Les années 60 sont l’ère du Bouvart et Rattinet, un petit bouquin jaune à la forme longiligne, qui, associé à la règle à calcul a donné libre cours à l’imagination de l’ingénieur roi. On ose tout : envoyer des hommes dans la Lune, inventer la voiture populaire, qu’elle s’appelle 4L ou coccinelle, ou construire un supersonique civil transatlantique… sans trop regarder à la dépense. Normal, on est à fond dans les 30 glorieuses.

L’ère des déprimes caractérise la décennie suivante. Un gros coup de tonnerre qui marque la fin d’une époque. Avec les chocs pétroliers, on se met à broyer du noir. Les indicateurs financiers s’affolent. Il faut trouver des économies. L’industrie commence à penser délocalisation…mais encore à petite dose.

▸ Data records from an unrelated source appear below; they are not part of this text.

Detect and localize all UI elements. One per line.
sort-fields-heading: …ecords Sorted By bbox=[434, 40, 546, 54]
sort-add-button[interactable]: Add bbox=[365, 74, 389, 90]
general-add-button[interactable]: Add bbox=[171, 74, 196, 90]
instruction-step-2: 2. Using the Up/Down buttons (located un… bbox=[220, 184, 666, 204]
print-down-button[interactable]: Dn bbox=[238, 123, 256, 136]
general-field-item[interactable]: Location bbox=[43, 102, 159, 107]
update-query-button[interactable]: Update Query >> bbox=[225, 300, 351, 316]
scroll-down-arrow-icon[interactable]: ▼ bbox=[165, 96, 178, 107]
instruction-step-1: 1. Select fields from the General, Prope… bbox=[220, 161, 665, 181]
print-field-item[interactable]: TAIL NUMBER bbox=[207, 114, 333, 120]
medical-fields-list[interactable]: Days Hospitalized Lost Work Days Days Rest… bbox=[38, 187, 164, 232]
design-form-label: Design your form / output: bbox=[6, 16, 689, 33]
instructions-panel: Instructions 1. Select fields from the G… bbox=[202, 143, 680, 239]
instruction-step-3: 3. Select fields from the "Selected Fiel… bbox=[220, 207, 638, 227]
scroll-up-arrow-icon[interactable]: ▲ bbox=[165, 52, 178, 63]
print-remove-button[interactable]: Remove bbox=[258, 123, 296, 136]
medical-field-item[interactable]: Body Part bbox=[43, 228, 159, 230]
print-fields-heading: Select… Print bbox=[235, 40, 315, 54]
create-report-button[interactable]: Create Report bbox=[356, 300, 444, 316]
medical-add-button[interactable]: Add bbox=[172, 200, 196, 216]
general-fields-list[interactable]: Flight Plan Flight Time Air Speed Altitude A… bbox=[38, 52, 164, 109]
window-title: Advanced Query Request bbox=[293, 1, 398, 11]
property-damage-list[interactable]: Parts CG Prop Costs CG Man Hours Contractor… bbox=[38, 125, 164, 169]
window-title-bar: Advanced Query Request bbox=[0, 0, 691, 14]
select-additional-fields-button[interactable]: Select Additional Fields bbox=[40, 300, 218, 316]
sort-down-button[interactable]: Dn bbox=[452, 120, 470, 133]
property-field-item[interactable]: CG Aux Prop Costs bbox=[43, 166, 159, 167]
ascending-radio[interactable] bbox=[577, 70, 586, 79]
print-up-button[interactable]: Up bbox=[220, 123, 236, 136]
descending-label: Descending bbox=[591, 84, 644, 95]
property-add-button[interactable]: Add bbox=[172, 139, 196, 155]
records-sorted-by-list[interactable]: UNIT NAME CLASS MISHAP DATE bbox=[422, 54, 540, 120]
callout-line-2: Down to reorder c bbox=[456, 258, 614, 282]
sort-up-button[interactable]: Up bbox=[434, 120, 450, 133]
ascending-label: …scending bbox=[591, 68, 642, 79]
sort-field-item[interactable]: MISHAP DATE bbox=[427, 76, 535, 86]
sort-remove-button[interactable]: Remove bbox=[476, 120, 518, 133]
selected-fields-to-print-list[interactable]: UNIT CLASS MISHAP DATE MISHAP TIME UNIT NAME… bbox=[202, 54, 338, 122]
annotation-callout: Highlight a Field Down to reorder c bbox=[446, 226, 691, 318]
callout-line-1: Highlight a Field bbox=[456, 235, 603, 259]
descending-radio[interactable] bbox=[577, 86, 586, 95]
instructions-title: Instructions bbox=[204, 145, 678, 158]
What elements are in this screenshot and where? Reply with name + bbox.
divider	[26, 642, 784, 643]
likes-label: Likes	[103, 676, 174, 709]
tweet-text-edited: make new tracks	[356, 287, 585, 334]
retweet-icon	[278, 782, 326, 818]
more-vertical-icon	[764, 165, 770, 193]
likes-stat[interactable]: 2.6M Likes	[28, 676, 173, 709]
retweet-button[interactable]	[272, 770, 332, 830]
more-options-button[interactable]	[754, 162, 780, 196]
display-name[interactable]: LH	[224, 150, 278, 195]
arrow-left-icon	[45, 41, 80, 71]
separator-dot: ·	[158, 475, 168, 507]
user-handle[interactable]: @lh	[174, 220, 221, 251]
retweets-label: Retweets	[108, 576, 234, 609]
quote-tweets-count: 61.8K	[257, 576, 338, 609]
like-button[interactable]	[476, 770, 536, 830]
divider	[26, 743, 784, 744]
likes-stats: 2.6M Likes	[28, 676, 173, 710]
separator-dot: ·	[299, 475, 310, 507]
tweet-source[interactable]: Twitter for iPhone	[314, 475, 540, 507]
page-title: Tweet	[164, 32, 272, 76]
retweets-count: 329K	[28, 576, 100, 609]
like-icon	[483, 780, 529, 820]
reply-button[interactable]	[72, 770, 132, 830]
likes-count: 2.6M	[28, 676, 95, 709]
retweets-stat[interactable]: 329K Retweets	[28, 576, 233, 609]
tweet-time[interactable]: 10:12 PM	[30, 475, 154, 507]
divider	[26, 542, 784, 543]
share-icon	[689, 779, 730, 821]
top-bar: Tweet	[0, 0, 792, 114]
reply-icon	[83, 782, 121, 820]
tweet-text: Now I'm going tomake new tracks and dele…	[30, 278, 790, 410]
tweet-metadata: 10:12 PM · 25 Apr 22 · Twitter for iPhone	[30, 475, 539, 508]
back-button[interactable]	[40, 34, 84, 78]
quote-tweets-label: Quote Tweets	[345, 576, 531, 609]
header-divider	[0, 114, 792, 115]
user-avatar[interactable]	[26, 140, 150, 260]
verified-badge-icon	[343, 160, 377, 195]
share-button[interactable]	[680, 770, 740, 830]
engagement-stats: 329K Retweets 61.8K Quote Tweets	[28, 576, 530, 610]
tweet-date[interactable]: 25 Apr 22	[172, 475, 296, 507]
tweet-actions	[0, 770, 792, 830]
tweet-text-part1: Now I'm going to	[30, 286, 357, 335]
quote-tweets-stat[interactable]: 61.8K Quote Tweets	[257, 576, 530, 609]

Les années 80 voient naitre l’ère de la pomme. La révolution du numérique entre dans l’industrie avec les premiers PC d’IBM et les Apple II. Le patron, c’est l’informaticien, maitre du système. C’est aussi l’heure du Far-West chez les éditeurs de logiciels qui se lancent dans l’aventure, parfois pour 2 ou 3 clients. Cette vague se fracassera sur le bug de l’an 2000, un fantasme de l’époque, qui a démarré la consolidation du secteur, accéléré la croissance d’Internet et a vu naitre les géants GAFA.

L’ère des Muda qui débute vers 1990, fait faire un régime drastique à l’industrie avec un concept japonais, le TPS, que les américains, férus de marketing rebaptise du nom de Lean manufacturing. L’atelier se couvre d’indicateurs, de process, d’outils de pilotage. On croit découvrir le graal de la qualité et de la performance, en oubliant, bien trop souvent le côté humain qui était pourtant dans la philosophie de Taiichi Ohno. Il faudra plus de 20 ans de déshérence pour que le Lean voyou soit enfin compris comme un fabuleux outil d’intelligence collective.

2000 marque le début de l’ère Excel. Le pouvoir passe aux contrôleurs de gestion. C’est l’externalisation à-tout-va des services et les délocalisations vers les pays low cost. Le dogme du fabless, l’entreprise sans usine, continue ses ravages encore aujourd’hui. Perdre une usine c’est perdre tout un savoir-faire pourtant essentiel à la R&D. La fable de la Chine, usine du monde (à eux la production, à nous les métiers nobles de l’innovation) n’a hélas rassuré que les gogos qui ont voulu y croire.

2010 est le début de l’ère du « vert à moitié plein » ! Une partie de la société commence à mal respirer, à avoir un peu trop chaud, à s’effrayer des monceaux de déchets. Le normalisateur politique bat la mesure pour instiller une petite dose d’environnement. On tente de reboucher le trou dans la couche d’ozone, les pots catalytiques combattent les particules, le bio se fraye un chemin dans la chaine agro-alimentaire. On sent bien qu’une vraie rupture arrive, sans trop savoir quand elle surgira.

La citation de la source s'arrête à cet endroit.